J’ai pu suivre en février 1906, à un moment où les eaux du lac s’étaient retirées, la rive nord du Tchad ; les arbres y sont rares, sauf sur les dunes, où l’Acacia tortilis et le Salvadora persica forment de nombreux buissons ; entre les dunes et le lac, s’étend un terrain plat où dominent les graminées : le mrokba, dans les points ensablés où il pousse sur des buttes de sable hautes d’un demi-mètre (nebka), et des graminées plus humbles qui forment une véritable prairie dans la régions où les argiles quaternaires sont à nu. Sur les bords mêmes du lac, le sommet de la berge est occupé par le Calotropis procera auquel se joignent quelques rares Leptadenia et Salvadora ; plus près de l’eau des roseaux (Arundo Phragmites) et de grands scirpes forment d’épais fourrés, au milieu desquels on trouve souvent des buissons de grandes composées et de grandes malvacées ; un acacia, remarquable par la légèreté de son bois, l’Ambadj (Hermineria elaphroxylon) y est assez commun.
Lors de mon passage, la sécheresse du sol, causée par le retrait du Tchad, avait amené en bien des points la mort, au moins apparente, des roseaux dont il ne subsistait plus que des tiges desséchées. Entre ces tiges, une végétation nouvelle cherchait à s’établir, où dominaient de jeunes Calotropis ; Chevalier [L’Afrique centrale, p. 416] a observé des faits bien analogues sur la lisière méridionale du lac, au voisinage de Hadjar El Hamis, où cependant la végétation est plus variée.
La zone d’inondation du Niger présente aussi quelques caractères spéciaux parmi lesquels le plus remarquable est l’existence de prairies aquatiques où domine le Panicum burgu A. Chev.[109].

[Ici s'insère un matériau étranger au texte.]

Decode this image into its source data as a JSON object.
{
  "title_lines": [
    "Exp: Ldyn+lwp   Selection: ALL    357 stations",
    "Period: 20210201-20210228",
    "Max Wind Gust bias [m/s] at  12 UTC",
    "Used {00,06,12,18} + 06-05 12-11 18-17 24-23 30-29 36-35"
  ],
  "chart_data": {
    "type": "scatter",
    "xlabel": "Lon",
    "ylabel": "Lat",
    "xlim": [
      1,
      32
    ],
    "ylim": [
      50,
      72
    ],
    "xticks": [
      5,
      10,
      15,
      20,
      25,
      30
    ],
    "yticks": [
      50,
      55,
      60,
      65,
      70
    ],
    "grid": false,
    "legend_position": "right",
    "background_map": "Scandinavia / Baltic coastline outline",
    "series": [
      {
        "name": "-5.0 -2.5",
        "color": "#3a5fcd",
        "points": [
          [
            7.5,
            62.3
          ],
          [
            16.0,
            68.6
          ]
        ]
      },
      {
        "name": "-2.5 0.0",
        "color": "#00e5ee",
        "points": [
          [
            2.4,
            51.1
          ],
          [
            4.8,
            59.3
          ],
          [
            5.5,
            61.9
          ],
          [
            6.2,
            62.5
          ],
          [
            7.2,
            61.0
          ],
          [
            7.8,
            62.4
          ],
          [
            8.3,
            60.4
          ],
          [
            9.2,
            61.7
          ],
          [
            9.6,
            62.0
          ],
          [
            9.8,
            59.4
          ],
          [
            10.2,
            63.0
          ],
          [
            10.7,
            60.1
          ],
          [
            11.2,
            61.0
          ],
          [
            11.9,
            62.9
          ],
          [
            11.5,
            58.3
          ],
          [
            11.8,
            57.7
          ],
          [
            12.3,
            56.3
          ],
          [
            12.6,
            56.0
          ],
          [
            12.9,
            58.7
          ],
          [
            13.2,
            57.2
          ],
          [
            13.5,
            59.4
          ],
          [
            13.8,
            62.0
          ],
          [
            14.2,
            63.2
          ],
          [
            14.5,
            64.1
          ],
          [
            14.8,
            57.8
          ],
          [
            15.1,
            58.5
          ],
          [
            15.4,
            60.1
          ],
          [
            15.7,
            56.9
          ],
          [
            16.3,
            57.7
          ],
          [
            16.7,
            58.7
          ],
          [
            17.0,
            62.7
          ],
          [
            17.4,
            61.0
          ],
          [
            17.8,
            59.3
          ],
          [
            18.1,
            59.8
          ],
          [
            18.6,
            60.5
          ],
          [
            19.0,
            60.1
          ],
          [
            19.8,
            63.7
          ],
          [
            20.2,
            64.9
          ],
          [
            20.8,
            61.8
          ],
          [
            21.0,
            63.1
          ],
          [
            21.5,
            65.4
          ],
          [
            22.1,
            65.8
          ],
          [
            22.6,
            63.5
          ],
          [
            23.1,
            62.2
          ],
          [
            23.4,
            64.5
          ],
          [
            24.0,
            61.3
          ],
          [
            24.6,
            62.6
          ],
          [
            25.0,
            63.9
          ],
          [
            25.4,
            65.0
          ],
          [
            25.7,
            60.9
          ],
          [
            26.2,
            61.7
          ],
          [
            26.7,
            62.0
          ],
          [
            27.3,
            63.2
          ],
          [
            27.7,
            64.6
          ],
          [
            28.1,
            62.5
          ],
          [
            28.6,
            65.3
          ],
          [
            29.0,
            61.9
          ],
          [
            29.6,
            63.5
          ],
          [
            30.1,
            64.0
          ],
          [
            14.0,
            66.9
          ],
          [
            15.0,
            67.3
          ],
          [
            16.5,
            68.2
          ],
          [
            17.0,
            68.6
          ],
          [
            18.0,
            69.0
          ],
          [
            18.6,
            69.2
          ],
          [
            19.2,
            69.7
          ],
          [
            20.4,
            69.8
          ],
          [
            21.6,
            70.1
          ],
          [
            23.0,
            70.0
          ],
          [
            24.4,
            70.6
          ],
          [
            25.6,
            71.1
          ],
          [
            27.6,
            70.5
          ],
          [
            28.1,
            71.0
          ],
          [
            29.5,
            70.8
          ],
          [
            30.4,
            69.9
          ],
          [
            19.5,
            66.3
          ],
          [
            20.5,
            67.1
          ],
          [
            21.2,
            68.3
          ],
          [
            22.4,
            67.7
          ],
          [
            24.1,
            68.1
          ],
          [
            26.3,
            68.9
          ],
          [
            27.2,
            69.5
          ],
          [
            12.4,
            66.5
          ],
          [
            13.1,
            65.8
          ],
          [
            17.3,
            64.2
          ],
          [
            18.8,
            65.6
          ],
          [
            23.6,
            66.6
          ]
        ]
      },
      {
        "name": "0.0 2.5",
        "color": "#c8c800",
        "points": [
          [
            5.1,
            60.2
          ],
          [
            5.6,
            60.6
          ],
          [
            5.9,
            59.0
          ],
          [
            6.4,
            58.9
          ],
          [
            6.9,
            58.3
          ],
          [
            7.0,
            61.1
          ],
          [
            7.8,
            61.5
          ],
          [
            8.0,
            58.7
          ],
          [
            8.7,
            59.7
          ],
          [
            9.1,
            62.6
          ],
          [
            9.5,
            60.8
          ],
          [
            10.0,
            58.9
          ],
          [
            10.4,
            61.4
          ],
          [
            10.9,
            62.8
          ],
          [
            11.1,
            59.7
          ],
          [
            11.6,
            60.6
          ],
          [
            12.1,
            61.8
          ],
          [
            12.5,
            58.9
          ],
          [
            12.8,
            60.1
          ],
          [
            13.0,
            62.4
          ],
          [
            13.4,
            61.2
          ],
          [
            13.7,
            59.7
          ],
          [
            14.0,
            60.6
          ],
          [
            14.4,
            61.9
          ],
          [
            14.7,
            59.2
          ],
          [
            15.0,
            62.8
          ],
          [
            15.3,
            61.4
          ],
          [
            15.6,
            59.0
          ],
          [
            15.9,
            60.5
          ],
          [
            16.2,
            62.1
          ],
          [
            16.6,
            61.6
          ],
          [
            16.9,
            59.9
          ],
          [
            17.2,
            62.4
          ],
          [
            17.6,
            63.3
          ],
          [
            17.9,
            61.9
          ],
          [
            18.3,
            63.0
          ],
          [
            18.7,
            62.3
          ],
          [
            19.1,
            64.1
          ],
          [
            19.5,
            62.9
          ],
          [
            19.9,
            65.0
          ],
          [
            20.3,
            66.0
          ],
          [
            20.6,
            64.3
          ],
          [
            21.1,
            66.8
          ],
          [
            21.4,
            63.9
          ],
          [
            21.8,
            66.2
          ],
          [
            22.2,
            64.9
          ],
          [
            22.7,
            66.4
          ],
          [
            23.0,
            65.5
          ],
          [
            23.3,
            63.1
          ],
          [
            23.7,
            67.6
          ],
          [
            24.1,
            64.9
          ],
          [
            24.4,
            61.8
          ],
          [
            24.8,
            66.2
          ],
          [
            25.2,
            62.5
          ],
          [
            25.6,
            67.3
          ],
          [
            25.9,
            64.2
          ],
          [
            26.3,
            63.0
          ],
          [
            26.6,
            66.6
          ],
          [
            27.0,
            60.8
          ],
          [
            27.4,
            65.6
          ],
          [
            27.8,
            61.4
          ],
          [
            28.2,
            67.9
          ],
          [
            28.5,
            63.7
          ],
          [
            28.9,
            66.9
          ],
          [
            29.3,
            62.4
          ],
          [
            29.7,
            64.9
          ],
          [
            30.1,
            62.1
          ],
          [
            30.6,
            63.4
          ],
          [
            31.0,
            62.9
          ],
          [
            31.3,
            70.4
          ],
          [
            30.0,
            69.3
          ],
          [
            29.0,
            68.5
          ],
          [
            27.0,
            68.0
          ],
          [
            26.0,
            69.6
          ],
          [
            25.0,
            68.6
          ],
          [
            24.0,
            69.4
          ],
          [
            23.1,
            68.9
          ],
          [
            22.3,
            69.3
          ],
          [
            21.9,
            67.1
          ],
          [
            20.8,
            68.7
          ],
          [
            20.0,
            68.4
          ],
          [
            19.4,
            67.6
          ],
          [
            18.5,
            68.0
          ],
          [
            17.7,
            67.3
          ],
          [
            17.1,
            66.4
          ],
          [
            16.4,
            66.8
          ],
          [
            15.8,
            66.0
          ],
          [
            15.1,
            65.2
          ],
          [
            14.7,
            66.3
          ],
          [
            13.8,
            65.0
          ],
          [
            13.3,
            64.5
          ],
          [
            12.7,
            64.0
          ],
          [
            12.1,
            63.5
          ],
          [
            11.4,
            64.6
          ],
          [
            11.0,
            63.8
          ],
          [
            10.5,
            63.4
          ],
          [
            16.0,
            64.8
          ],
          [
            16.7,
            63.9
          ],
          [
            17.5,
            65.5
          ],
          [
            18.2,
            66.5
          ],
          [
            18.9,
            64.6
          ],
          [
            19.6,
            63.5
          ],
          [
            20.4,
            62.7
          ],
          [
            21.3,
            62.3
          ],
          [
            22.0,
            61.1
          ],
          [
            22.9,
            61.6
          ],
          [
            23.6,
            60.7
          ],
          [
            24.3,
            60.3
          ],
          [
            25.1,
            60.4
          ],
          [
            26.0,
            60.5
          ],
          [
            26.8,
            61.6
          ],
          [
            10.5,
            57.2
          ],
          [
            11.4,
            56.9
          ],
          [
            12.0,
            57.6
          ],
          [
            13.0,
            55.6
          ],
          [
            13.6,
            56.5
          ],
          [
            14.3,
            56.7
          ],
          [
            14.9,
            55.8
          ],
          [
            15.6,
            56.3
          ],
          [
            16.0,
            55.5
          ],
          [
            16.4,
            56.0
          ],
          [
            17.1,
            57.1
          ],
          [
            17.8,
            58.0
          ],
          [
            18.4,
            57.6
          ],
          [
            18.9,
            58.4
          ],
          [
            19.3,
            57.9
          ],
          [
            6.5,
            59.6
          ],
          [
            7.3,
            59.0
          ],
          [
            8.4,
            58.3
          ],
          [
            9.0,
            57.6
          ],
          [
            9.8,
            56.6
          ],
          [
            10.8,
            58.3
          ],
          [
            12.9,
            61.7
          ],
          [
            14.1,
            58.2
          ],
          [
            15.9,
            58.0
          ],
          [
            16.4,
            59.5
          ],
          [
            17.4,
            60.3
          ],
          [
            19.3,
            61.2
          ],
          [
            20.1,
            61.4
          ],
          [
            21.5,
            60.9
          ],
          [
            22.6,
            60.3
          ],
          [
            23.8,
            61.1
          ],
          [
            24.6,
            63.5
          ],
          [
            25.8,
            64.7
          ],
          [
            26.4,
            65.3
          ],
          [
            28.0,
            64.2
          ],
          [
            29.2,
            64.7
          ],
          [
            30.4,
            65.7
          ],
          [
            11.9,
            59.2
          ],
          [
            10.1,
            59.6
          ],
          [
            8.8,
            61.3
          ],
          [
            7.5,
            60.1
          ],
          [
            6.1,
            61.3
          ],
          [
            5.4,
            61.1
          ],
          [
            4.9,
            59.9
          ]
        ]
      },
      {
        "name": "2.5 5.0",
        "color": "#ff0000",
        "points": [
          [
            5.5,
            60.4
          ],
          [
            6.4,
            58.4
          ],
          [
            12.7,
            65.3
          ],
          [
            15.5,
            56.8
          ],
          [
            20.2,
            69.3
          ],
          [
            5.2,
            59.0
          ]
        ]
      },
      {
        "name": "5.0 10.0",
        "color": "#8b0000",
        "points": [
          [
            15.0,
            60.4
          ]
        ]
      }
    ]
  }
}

Ces prairies, qui sont fréquentes surtout entre Segou et Ansongo, couvrent au moins 250000 hectares ; elles atteignent leur plus beau développement dans la région du lac Débo ; mais on les trouve aussi dans les régions lacustres de la boucle du Niger et de Goundam ; le bourgou est encore répandu dans les mares des Daouna ; il manque à peu près complètement dans le Faguibine.
Ces grandes graminées, dont les chaumes atteignent 2 mètres de haut, fournissent un fourrage excellent, et, coupées jeunes, donnent un foin de bonne qualité. Les indigènes les utilisent en cas de disette pour leur propre nourriture ; en tout temps, ils en extraient le sucre qui y est abondant et l’emploient à la préparation de liqueurs fermentées. On a pu en extraire un alcool assez pur, produit qui dans ces régions où le bois est rare et où les combustibles minéraux manquent, peut être appelé, comme producteur d’énergie, à un grand avenir.
Il semble cependant que pour la fabrication de l’alcool au Soudan, il vaut mieux s’adresser aux céréales indigènes (riz, mil, etc.,) dont la culture, facile et bien connue des noirs, peut être considérablement accrue, et dont le rendement en alcool est certain.
Les mares à natron de la région de Manga montrent quelques particularités intéressantes ; les nénuphars et quelques autres plantes d’eau douce y font défaut et sur leurs bords il y a parfois des tamarix ; mais l’aderas n’y est pas rare, malgré l’humidité : on a souvent signalé des convergences analogues entre la flore des régions sèches et celle du bord de la mer.
Les dépressions salées, situées à l’est du Tchad, présentent les mêmes caractères.
Il existe, dans la zone sahélienne, quelques districts accidentés : le Koutous et l’Alakhos présentent quelques faits dignes de remarque (fig. [59] et [60]). Dans ces deux régions, qui sont en somme des plateaux gréseux posés sur la haute plaine du Tegama, la nappe d’eau qui alimente les puits est trop profonde pour que la végétation puisse en profiter, aussi le fond de toutes les vallées est-il occupé par une brousse serrée où dominent les acacias et les aderas caractéristiques des parties les plus sèches du Tegama ; les plateaux gréseux et les dunes qui s’y appuient, très perméables, jouent le rôle d’éponge et emmagasinent l’eau qui tombe assez régulièrement sur ces régions un peu élevées, situées juste à la frontière des zones saharienne et sahélienne. Sur les dunes, des essences à feuillage moins maigre, le Balanites Ægyptiaca, le Bauhinia reticulata, le Salvadora persica, le Calotropis procera forment le fond de la végétation spontanée ; c’est également sur les mêmes dunes que sont établis les champs de mil et, en quelques points privilégiés, d’ordinaire au contact de la dune et des grès, les cultures de coton ; sur le plateau reparaissent les talah et les aderas.